Another chair scraped nearby. A third man. Bald, mocha skin, well-cut suit. He didn’t speak right away. Then I saw the badge clipped to his lapel. Jalen Ross.

Then a fourth voice entered the room—calm, measured, unmistakably in charge. Barry Holmes, the label’s VP of Strategy and Branding. One of the few who didn’t waste words. Behind him, Keesha Atkins, Creative Director of Visual Content, followed with a tablet already glowing.

They didn’t need introductions. Not to me. Because if Greg was the one who moved the machine, Barry and Keesha were the ones who decided how it looked and sounded while doing it.

Brielle leaned in as the room’s volume rose. “Label wants to do something different this cycle.

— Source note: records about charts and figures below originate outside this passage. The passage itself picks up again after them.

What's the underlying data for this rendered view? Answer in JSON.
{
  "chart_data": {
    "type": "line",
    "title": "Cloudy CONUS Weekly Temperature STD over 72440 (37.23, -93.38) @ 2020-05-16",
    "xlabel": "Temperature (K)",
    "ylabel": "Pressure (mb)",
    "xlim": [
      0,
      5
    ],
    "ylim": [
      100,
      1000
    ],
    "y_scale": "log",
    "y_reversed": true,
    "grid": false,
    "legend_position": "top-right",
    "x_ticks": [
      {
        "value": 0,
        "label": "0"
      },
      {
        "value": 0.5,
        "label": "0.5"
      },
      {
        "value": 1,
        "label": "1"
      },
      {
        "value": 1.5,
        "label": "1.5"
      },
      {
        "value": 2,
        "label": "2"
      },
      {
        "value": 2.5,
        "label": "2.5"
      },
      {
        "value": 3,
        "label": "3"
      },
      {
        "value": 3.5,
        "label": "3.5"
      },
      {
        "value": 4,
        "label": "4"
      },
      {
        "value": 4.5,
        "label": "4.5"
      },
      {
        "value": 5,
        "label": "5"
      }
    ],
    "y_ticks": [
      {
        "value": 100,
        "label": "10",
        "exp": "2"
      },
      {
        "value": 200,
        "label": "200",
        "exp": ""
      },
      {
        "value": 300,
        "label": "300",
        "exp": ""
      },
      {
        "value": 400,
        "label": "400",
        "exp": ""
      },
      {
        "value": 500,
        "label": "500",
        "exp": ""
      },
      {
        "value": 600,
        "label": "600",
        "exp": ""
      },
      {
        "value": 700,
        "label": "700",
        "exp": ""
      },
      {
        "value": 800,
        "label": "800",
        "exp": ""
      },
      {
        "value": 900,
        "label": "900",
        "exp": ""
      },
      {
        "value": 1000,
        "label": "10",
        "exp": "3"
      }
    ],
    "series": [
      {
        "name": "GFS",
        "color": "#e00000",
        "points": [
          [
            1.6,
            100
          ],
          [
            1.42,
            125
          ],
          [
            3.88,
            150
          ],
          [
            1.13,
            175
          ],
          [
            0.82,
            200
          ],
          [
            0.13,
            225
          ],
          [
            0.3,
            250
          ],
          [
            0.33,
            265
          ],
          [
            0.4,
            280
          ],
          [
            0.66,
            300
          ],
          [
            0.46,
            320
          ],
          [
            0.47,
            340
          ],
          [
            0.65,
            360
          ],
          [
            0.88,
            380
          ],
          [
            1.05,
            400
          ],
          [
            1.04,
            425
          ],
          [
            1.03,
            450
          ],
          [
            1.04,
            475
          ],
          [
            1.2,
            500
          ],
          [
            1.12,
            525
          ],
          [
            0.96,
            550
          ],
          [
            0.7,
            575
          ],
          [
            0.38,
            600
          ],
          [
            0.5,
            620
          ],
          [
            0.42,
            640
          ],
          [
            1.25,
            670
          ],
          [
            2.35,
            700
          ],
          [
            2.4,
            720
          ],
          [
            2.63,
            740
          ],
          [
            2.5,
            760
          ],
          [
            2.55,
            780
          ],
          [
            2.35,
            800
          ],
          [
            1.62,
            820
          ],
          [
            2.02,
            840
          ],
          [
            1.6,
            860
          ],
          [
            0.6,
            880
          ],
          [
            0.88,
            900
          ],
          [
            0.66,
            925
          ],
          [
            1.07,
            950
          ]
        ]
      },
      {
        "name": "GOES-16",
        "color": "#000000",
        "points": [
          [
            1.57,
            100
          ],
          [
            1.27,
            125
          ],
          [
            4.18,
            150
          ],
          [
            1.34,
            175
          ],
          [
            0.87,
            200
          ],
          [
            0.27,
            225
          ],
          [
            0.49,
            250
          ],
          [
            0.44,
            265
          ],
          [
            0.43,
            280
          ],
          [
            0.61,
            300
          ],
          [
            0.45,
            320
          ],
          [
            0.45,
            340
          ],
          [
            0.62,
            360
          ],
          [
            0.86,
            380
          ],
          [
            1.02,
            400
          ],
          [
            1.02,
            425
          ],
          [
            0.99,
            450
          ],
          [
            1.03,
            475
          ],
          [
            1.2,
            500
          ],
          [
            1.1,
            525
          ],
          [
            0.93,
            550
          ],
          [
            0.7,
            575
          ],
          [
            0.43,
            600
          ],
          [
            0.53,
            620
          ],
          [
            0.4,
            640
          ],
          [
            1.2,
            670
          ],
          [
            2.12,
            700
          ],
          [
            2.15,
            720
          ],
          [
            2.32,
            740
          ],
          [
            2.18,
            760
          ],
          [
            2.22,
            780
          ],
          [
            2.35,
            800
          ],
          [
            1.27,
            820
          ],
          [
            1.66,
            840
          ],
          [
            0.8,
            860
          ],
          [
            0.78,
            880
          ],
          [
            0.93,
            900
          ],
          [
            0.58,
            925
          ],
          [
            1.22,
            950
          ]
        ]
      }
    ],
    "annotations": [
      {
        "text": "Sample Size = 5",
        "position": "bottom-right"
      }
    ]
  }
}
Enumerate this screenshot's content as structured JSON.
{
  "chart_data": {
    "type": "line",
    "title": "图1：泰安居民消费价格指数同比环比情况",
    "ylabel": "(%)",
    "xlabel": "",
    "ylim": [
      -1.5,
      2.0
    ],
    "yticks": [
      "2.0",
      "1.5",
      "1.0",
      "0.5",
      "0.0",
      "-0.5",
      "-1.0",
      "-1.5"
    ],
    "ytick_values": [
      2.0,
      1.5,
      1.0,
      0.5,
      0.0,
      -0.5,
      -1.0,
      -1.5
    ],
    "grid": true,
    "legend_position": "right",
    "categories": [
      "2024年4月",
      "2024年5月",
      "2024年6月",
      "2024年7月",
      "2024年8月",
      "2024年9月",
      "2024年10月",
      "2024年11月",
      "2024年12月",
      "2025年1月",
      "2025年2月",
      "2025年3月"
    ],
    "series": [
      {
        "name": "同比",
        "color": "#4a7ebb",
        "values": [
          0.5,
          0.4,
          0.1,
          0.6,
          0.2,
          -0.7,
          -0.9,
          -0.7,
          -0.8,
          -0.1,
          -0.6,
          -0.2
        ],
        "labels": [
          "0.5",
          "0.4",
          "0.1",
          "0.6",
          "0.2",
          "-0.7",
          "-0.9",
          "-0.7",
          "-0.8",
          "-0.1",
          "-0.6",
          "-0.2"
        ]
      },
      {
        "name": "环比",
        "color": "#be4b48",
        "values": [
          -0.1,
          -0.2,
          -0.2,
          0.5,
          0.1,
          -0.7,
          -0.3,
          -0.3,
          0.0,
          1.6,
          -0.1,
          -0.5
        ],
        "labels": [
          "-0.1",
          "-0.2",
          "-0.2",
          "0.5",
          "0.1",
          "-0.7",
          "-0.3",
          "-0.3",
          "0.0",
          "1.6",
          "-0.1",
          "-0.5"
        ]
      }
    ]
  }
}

Shake things up, bring in a new energy.”

I crossed one leg over the other. “Define different.”

She exhaled, careful. “You’ve been holding it down. A household name. But the market’s shifting. They want younger ears.”

I arched a brow. “Translation: I’m getting old.”

“You’re getting seasoned,” Brielle shot back. “Icon status. But the suits don’t know how to sell that unless you’re dying or doing Vegas.”

I didn’t laugh.

Didn’t even blink.

Because part of me had already felt this coming. The quiet pull of the tide rolling back without me in it. The way meetings had been postponed, the sudden lack of press coverage, the strange hush that fell after my last single—no push, no calls, just silence padded in politeness.

Honestly, I was more surprised they greenlit the mini tour to Paris and London. Maybe it was a final gesture. A slow bow out dressed up in glamour. Let her shine one last time.

I let the silence sit a beat too long, then said flatly, “Cute.”

Charli’s voice cut in, a little too eager. A little too rehearsed.